We hypothesize that the similar prognosis observed in pN2a and pN1 disease may be related to more frequent and/or aggressive administration of adjuvant therapy in the former group. Unfortunately, we were unable to formally test this hypothesis because, in our cohort, only 3 patients (4.4%) with pN2a disease were treated by surgery alone. However, we noted that pN2a patients were more likely to receive PORT and this was more likely to be accompanied by concurrent chemotherapy or cetuximab compared with pN1 staged patients. When we restricted our analysis to only patients who received PORT, the results were unchanged.

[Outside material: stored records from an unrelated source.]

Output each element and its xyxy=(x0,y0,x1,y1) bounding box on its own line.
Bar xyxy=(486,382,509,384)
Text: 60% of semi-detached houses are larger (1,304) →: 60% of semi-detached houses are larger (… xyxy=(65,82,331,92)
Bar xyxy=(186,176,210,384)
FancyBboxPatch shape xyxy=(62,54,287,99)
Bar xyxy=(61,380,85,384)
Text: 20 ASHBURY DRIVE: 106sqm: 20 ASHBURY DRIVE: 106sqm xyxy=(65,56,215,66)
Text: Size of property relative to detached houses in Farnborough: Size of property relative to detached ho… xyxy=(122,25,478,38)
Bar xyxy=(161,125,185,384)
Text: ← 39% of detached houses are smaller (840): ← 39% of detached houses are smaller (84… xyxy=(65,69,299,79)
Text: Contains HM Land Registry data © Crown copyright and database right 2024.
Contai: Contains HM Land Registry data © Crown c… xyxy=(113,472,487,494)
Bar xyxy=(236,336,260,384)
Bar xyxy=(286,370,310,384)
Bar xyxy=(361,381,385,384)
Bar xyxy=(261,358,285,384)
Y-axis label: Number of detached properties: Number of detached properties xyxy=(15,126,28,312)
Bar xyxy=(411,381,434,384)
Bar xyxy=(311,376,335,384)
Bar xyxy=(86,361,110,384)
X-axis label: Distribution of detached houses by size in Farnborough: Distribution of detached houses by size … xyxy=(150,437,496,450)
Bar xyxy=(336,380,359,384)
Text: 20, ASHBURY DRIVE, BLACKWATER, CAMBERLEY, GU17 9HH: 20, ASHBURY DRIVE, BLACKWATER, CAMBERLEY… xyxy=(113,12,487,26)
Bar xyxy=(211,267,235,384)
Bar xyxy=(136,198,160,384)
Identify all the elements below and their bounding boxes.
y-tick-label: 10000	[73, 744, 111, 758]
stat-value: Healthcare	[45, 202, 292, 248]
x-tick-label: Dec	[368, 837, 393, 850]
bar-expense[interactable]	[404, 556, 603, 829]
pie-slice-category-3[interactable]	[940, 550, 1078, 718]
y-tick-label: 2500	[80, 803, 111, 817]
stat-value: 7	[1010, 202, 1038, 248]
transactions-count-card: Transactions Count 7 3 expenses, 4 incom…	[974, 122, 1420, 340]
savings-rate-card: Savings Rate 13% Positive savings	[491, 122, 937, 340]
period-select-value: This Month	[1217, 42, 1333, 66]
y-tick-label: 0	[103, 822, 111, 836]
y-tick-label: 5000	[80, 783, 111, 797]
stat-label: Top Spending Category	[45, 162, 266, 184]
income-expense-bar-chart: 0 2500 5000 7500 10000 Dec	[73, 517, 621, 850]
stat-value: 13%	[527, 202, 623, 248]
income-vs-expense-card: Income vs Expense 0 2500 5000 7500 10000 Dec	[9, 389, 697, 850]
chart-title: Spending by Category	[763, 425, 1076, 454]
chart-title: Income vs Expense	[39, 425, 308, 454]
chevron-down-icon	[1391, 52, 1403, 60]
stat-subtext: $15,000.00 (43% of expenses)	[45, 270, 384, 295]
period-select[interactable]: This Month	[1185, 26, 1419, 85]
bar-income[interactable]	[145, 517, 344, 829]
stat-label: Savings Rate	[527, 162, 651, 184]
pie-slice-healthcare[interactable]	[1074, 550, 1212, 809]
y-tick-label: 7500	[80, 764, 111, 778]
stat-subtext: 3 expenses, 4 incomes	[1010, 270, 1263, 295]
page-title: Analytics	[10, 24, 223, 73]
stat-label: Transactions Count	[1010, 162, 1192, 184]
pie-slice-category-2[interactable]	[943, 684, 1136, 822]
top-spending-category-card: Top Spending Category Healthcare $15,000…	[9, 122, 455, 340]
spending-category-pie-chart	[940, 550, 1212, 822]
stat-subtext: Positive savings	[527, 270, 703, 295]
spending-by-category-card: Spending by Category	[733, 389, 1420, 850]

The key issue arising from our findings is the potential implications for staging. Certainly, it is widely acknowledged that the prognostic performance of the AJCC staging system for head and neck cancer is suboptimal in some subgroups.4–7 Specific to the current study, some authors have proposed a revision of nodal staging that combines the N1 and N2a categories,2,8 although this has not been adopted into clinical practice. The integration of our results depends critically on the balance between the goals of the TNM staging system. On the one hand, an ideal staging system should be useful for guiding treatment decisions.7 In this respect, we cannot exclude the possibility that, in the absence of adjuvant therapy, pN2a disease has a worse prognosis than pN1 disease and the current distinction is reasonable on these grounds. However, arguably the most important goal of any staging system is the ability to accurately predict prognosis.4 In this respect, combining the pN1 and pN2a categories seems appropriate, particularly if it is common practice for both groups to receive adjuvant therapy, as supported by our study population. If the staging was modified and the pN2a category absorbed into pN1, 39 of 68 patients (57.4%) in our study population would be downstaged from TNM class IVa to III, because their primary tumors were staged as pT1-3.

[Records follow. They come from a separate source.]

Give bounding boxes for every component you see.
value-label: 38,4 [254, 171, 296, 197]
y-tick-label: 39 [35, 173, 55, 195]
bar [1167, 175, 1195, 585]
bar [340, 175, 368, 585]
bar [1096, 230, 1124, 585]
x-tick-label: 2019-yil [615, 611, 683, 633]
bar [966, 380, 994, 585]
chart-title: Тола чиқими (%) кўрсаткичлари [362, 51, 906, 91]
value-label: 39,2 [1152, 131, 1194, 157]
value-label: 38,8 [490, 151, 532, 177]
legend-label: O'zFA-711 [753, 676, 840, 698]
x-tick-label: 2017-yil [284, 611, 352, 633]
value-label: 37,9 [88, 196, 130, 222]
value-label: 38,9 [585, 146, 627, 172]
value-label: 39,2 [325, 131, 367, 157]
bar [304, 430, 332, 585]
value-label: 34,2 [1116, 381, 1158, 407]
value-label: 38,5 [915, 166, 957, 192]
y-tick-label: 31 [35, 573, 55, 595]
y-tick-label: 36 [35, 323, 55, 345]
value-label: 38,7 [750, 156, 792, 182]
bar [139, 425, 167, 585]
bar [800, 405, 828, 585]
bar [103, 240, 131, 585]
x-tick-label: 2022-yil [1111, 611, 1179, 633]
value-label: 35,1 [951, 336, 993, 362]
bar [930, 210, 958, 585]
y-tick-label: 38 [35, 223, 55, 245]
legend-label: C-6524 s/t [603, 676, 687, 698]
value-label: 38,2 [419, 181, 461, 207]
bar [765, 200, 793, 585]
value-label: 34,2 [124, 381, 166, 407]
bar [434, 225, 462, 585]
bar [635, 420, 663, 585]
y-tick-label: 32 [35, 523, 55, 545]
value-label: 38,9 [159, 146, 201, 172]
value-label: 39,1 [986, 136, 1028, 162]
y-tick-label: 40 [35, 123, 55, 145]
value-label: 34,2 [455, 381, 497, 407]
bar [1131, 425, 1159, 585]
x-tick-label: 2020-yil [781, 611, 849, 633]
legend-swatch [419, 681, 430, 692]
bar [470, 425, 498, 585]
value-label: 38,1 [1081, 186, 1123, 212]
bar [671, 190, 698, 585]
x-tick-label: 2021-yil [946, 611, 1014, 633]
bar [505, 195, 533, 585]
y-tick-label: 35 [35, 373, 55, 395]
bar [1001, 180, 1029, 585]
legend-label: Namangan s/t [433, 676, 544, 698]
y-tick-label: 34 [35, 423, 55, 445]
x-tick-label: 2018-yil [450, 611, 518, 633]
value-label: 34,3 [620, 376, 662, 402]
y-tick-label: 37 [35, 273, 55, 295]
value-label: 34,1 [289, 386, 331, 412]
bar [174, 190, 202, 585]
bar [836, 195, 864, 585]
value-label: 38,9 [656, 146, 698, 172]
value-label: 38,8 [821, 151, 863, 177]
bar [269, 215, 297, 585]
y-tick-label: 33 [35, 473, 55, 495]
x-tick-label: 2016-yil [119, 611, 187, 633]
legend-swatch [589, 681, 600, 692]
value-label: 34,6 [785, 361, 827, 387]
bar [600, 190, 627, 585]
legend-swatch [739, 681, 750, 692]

This study had several limitations. First, it was a retrospective analysis and treatment was not assigned in a randomized fashion, which makes direct comparison of pN1 and pN2a disease problematic given the latter may be treated more aggressively. We have attempted to restrict this concern by subgroup analysis of only patients who received adjuvant therapy. Second, despite using data from 11 comprehensive cancer centers worldwide over an extended period of time, the number of pN2a patients was still relatively small at 68, which may have limited the power of the study. Finally, our sample size was inadequate to perform exploratory analyses to investigate for prognostic differences in subgroups based on the presence of ECS or the administration of PORT.

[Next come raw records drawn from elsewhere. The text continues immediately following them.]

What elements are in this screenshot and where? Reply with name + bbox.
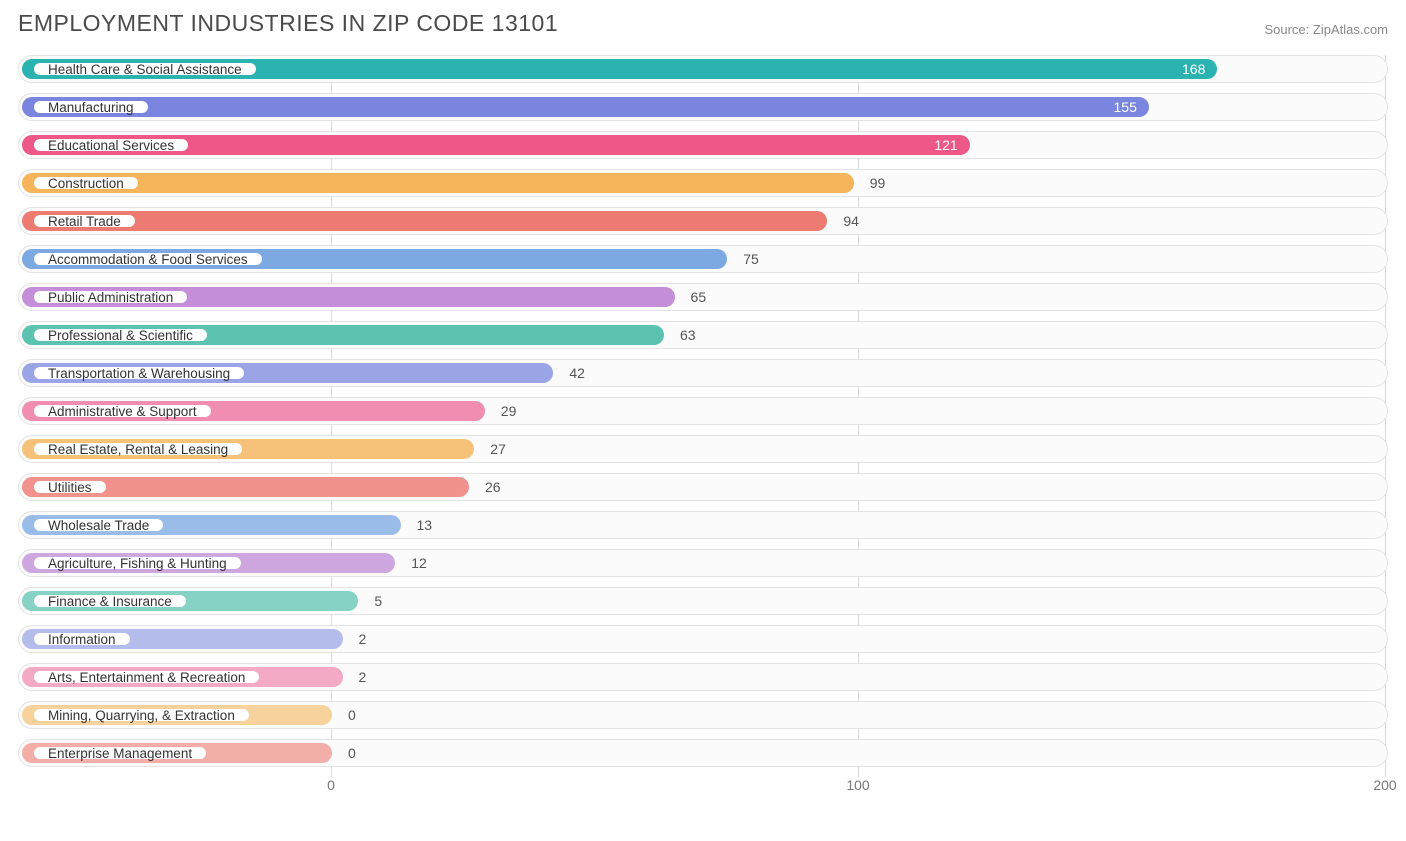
bar-label-pill: Manufacturing <box>32 99 150 115</box>
bar-value: 27 <box>480 439 516 459</box>
bar-row: Transportation & Warehousing 42 <box>18 359 1388 387</box>
bar-value: 121 <box>924 135 967 155</box>
bar-label-pill: Administrative & Support <box>32 403 213 419</box>
bar-fill <box>22 97 1149 117</box>
bar-row: Wholesale Trade 13 <box>18 511 1388 539</box>
axis-tick: 100 <box>846 777 869 793</box>
bar-label-pill: Educational Services <box>32 137 190 153</box>
bar-row: Public Administration 65 <box>18 283 1388 311</box>
bar-row: Health Care & Social Assistance 168 <box>18 55 1388 83</box>
bar-row: Information 2 <box>18 625 1388 653</box>
chart-rows: Health Care & Social Assistance 168 Manufa… <box>18 55 1388 767</box>
bar-label-pill: Accommodation & Food Services <box>32 251 264 267</box>
bar-value: 75 <box>733 249 769 269</box>
bar-value: 63 <box>670 325 706 345</box>
bar-value: 2 <box>349 667 377 687</box>
bar-label-pill: Public Administration <box>32 289 189 305</box>
bar-label-pill: Professional & Scientific <box>32 327 209 343</box>
bar-label-pill: Mining, Quarrying, & Extraction <box>32 707 251 723</box>
chart-x-axis: 0100200 <box>18 777 1388 801</box>
bar-label-pill: Health Care & Social Assistance <box>32 61 258 77</box>
bar-row: Educational Services 121 <box>18 131 1388 159</box>
bar-value: 155 <box>1104 97 1147 117</box>
bar-value: 0 <box>338 743 366 763</box>
bar-value: 168 <box>1172 59 1215 79</box>
bar-label-pill: Agriculture, Fishing & Hunting <box>32 555 243 571</box>
bar-value: 13 <box>407 515 443 535</box>
bar-row: Construction 99 <box>18 169 1388 197</box>
bar-value: 12 <box>401 553 437 573</box>
axis-tick: 200 <box>1373 777 1396 793</box>
bar-fill <box>22 211 827 231</box>
bar-value: 94 <box>833 211 869 231</box>
bar-row: Professional & Scientific 63 <box>18 321 1388 349</box>
bar-row: Enterprise Management 0 <box>18 739 1388 767</box>
bar-label-pill: Information <box>32 631 132 647</box>
chart-header: EMPLOYMENT INDUSTRIES IN ZIP CODE 13101 … <box>18 10 1388 37</box>
bar-label-pill: Arts, Entertainment & Recreation <box>32 669 261 685</box>
bar-row: Agriculture, Fishing & Hunting 12 <box>18 549 1388 577</box>
bar-value: 42 <box>559 363 595 383</box>
bar-row: Utilities 26 <box>18 473 1388 501</box>
chart-container: EMPLOYMENT INDUSTRIES IN ZIP CODE 13101 … <box>0 0 1406 841</box>
bar-row: Accommodation & Food Services 75 <box>18 245 1388 273</box>
chart-title: EMPLOYMENT INDUSTRIES IN ZIP CODE 13101 <box>18 10 558 37</box>
bar-row: Finance & Insurance 5 <box>18 587 1388 615</box>
bar-label-pill: Transportation & Warehousing <box>32 365 246 381</box>
bar-label-pill: Construction <box>32 175 140 191</box>
bar-row: Retail Trade 94 <box>18 207 1388 235</box>
bar-value: 0 <box>338 705 366 725</box>
bar-value: 99 <box>860 173 896 193</box>
bar-fill <box>22 173 854 193</box>
bar-label-pill: Enterprise Management <box>32 745 208 761</box>
bar-value: 5 <box>364 591 392 611</box>
bar-label-pill: Finance & Insurance <box>32 593 188 609</box>
chart-plot-area: Health Care & Social Assistance 168 Manufa… <box>18 55 1388 801</box>
axis-tick: 0 <box>327 777 335 793</box>
bar-value: 26 <box>475 477 511 497</box>
bar-row: Arts, Entertainment & Recreation 2 <box>18 663 1388 691</box>
bar-label-pill: Real Estate, Rental & Leasing <box>32 441 244 457</box>
bar-row: Manufacturing 155 <box>18 93 1388 121</box>
bar-value: 65 <box>681 287 717 307</box>
chart-source: Source: ZipAtlas.com <box>1264 22 1388 37</box>
bar-value: 29 <box>491 401 527 421</box>
bar-label-pill: Utilities <box>32 479 108 495</box>
bar-row: Administrative & Support 29 <box>18 397 1388 425</box>
bar-row: Real Estate, Rental & Leasing 27 <box>18 435 1388 463</box>
bar-row: Mining, Quarrying, & Extraction 0 <box>18 701 1388 729</box>
bar-value: 2 <box>349 629 377 649</box>
bar-label-pill: Retail Trade <box>32 213 137 229</box>
bar-label-pill: Wholesale Trade <box>32 517 165 533</box>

In conclusion, our results indicate that the overall prognosis associated with pN2a nodal disease is comparable to that of pN1 disease in patients with oral SCC. We noted that pN2a disease was treated more aggressively in regard to adjuvant therapy, which may account for the observed similar prognosis. In view of our findings and the fact that these patients generally do receive postoperative radiotherapy, it may be reasonable to downstage pN2a disease by absorbing it into the pN1 category. Our results suggest that such a modification to the AJCC staging system may enhance prognostic accuracy but we caution against using these data to deintensify treatment of patients.